The most authoritative source of evidence, the ONTARGET study, does not exhibit ideal reliability. Participants in the ONTARGET study had near normal levels of albuminuria or microalbuminuria, and insignificant increases in BP. The benefits of dual blockade therapy, however, have occurred only in patients with overt proteinuria,[7,8,9,63] thus the populations are not comparable. In the post-hoc analysis of ONTARGET, the deleterious effects were only experienced by patients with nondiabetes and normal BP, who had no indications for ACEI or ARB treatment.[64] Additionally, the selection of endpoints in the study was very debatable. Specifically, the researchers found that the incidence rate of dialysis (including acute dialysis) could not fully reflect long-term treatment effects. After excluding the rate of acute dialysis events, the actual incidence of dialysis was low, exhibiting no significant differences. In addition, the declines in eGFR (ml·min–1·year–1) were 0.27 (ramipril), 0.44 (telmisartan), and 0.53 (combination) where age bias could not be eliminated (the age-related decline was 0.6-1.1).[65] Had the trial continued, the possibility of additional risk of adverse events could have been avoided, as the incidence of hyperkalemia was low with combination therapy.
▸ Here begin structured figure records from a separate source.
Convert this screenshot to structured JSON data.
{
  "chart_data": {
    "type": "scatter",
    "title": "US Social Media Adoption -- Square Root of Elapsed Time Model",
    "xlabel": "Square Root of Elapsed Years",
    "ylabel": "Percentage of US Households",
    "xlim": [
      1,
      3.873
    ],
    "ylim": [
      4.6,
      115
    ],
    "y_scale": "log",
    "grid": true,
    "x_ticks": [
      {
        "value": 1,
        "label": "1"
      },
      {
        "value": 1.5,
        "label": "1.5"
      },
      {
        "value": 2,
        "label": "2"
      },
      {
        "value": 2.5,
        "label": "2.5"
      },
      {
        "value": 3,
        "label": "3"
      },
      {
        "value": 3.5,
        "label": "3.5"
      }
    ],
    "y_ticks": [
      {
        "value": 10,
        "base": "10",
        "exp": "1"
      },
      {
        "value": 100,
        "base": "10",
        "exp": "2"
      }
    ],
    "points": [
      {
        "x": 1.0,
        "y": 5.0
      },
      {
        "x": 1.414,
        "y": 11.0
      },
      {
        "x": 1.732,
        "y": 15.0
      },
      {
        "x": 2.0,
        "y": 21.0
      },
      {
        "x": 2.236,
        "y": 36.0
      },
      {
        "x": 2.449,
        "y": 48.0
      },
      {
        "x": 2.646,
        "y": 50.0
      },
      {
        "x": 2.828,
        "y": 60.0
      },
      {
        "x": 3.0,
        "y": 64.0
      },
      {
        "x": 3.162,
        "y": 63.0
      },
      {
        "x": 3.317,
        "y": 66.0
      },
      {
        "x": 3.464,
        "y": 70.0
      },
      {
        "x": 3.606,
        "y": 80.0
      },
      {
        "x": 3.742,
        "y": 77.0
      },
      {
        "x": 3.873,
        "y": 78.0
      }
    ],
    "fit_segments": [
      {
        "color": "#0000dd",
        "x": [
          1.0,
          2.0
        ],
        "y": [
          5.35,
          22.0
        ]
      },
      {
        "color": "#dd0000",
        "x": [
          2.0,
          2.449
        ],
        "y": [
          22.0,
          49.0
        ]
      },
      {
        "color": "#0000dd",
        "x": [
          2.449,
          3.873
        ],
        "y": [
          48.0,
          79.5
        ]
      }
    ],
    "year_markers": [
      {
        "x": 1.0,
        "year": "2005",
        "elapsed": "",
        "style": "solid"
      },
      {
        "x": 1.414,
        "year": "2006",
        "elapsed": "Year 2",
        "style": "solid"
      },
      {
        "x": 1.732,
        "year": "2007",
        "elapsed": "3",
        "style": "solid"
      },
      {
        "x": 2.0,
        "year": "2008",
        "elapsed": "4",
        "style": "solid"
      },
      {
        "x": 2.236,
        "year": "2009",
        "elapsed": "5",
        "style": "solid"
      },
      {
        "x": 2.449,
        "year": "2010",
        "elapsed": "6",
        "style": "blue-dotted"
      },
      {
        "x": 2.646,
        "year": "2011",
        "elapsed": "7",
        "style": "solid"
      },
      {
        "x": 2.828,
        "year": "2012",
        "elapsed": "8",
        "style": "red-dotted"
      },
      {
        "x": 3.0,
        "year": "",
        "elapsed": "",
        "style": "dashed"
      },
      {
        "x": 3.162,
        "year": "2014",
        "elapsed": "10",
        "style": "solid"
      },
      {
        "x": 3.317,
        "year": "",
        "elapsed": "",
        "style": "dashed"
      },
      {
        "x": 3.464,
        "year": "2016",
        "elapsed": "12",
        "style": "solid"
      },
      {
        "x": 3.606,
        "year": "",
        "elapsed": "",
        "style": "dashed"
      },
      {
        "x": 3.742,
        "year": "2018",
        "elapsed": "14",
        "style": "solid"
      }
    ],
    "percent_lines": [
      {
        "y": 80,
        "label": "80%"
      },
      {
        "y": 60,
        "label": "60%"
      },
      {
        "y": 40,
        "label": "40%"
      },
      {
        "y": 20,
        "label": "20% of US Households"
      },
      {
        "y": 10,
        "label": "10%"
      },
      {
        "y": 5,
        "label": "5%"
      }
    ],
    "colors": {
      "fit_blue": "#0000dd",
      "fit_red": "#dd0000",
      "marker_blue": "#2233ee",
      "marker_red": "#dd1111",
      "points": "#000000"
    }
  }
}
The results of the VA NEPHRON-D study have further discredited the combination therapy. However, there were several issues with this study. First, the average age of the study population was over 64 years, and the average SBP was <140 mm Hg (no subgroup analyses were conducted). These patients failed to meet the condition of intensive treatment of BP due to much increased risks of adverse events, irrespective of the type of the antihypertension drugs. Subsequent addition of ACEI to ARB may result in a higher incidence of adverse events.[66] Although combination therapy may increase the risk of hyperkalemia, the level of potassium can be reduced via nondialysis methods before resorting to acute dialysis, and the potential benefit of reducing the risk of the progression of ESRD (HR = 0.66, P = 0.07) was the more exciting finding in this study.
Finally, the proper dosage of the dual blockade is still debatable. Almost, all the early studies suggested that in monotherapy a supramaximal dose might idealize the reduction of albuminuria.[67,68,69,70,71] As shown in the existing clinical studies, however, the choice between the maximal dose and half-maximal dose in combination therapy represents a trade-off between the effect of reducing proteinuria and the risk of adverse events. Thus, the best balance between benefits and safety is the key issue for future studies.
In summary, based on our reviews of some large trials such as ONTARGET, ALTITUDE, or VA NEPHRON-D we have found that these trials have some obvious flaws in study designs that should be factored in when forming clinical medication guidelines. We tend to believe that age, the grade of hypertension, the clinical stage, and the quantity of proteinuria are the important considerations in selecting drugs which previous studies precisely lack. The use of dual blockade of the RAAS may not be a contraindication in DKD patients and may be suitable for the early DKD patients with younger and higher stress levels.
CONCLUSION
Despite the negative results of some recent large-scale studies, it is unclear that the concepts of the dual blockade are a failure. The complexity of the RAAS determines the diversity of its blockers, influencing the utility of dual blockade. Further trials are needed to study the combination therapy as an evidence-based practice.
Financial support and sponsorship
Nil.
Conflicts of interest
There are no conflicts of interest.
Acknowledgments
We thank Prof. Yi Li from the University of Michigan for many helpful suggestions that have substantially improved this manuscript.